Dr. Kling says that influenza which is highly contagious is among the top 10 leading causes of death in Canada.
She says although most people do get better from influenza without any serious problems, it sometimes can lead to other more serious complications.
“Such as a bacterial infection including ear infections, a sinus infection, bronchitis, and sometimes it could even lead to pneumonia. Then there are also certain people who are at risk from developing problems from influenza.”
Dr. Kling says this includes young children, pregnant women, older adults, people with long-term illnesses, or people with impaired immune systems that make it hard to fight infections.
She says influenza has very distinct symptoms that are different from the common cold such as fever, headaches, runny nose, sore throat, or cough.
This year’s flu shot offers protection against two influenza A viruses, an H1N1 and H3N2 virus, and one influenza B virus.
Interior Health’s public clinics for those who are eligible for a free flu shot will begin in early November.

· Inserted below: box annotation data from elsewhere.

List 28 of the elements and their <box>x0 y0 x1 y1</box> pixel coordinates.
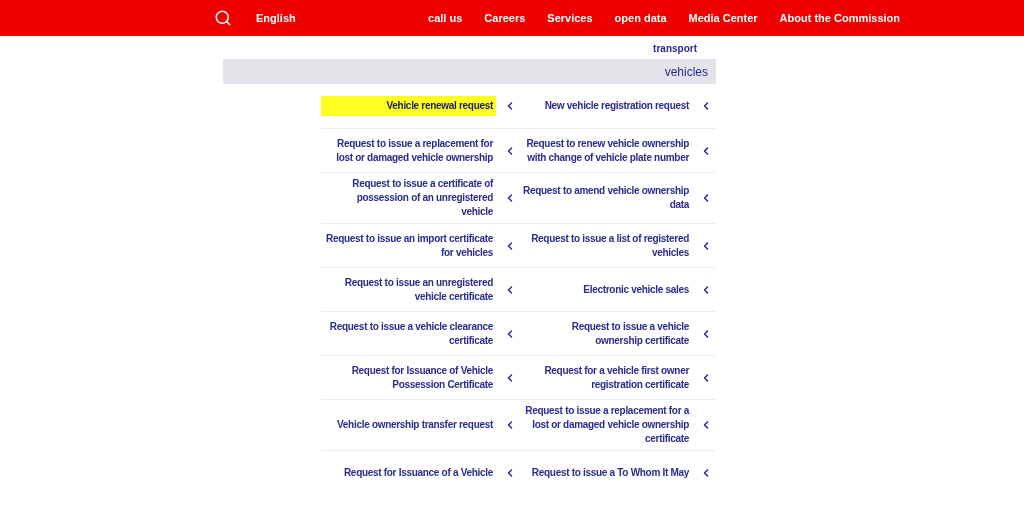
nav-link[interactable]: open data <box>614 9 667 27</box>
service-link[interactable]: Request for a vehicle first owner registration certificate <box>520 360 692 395</box>
service-link[interactable]: Request to issue a vehicle ownership certificate <box>520 316 692 351</box>
nav-link[interactable]: About the Commission <box>779 9 900 27</box>
nav-link[interactable]: Media Center <box>688 9 758 27</box>
service-link[interactable]: Request to issue a certificate of possession of an unregistered vehicle <box>321 174 496 222</box>
service-link[interactable]: transport <box>653 42 697 59</box>
service-link[interactable]: Request to issue a To Whom It May <box>520 462 692 483</box>
service-link[interactable]: Request to renew vehicle ownership with change of vehicle plate number <box>520 133 692 168</box>
service-link[interactable]: New vehicle registration request <box>520 96 692 116</box>
service-link[interactable]: Electronic vehicle sales <box>520 279 692 300</box>
nav-link[interactable]: Careers <box>484 9 526 27</box>
service-link[interactable]: Request to issue an import certificate for vehicles <box>321 228 496 263</box>
service-link[interactable]: Request to issue a replacement for lost or damaged vehicle ownership <box>321 133 496 168</box>
service-link[interactable]: Request to issue a replacement for a lost or damaged vehicle ownership certificate <box>520 401 692 449</box>
service-link[interactable]: Request for Issuance of a Vehicle <box>321 462 496 483</box>
nav-link[interactable]: Services <box>547 9 593 27</box>
nav-link[interactable]: call us <box>428 9 463 27</box>
service-link[interactable]: Request to amend vehicle ownership data <box>520 181 692 215</box>
service-link[interactable]: Request to issue an unregistered vehicle certificate <box>321 272 496 307</box>
service-link[interactable]: Vehicle ownership transfer request <box>321 415 496 435</box>
section-title: vehicles <box>664 63 708 81</box>
search-icon[interactable] <box>214 9 232 27</box>
service-link[interactable]: Request for Issuance of Vehicle Possession Certificate <box>321 360 496 395</box>
language-link[interactable]: English <box>256 9 296 27</box>
service-link[interactable]: Request to issue a list of registered vehicles <box>520 228 692 263</box>
service-link[interactable]: Request to issue a vehicle clearance certificate <box>321 316 496 351</box>
service-link[interactable]: Vehicle renewal request <box>321 96 496 116</box>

This includes:
· People 65 years and older and their caregivers/household contacts
· People of any age in residential care facilities
· Children and adults with chronic health conditions and their household contacts
· Children and adolescents (six months to 18 years) with conditions treated for long periods of time with Aspirin (ASA), and their household contacts
· Children and adults who are morbidly obese
· Aboriginal people
· All children six to 59 months of age
· Household contacts and caregivers of infants and children from birth to 59 months of age
· Pregnant women at any stage of pregnancy during the influenza season and their household contacts
· Visitors to hospitals, health centres and residential care facilities
· People who work with live poultry
· Health-care and other care providers in facilities and community settings who are capable of transmitting influenza disease to those at high risk of influenza complications
· People who provide care or service in potential outbreak settings housing high-risk persons (e.g., crews on ships)
· People who provide essential community services (first responders, corrections workers)
The flu shot is also available at many doctor’s offices, pharmacies, and walk-in clinics – those who are not eligible for the free vaccine will be required to pay a fee.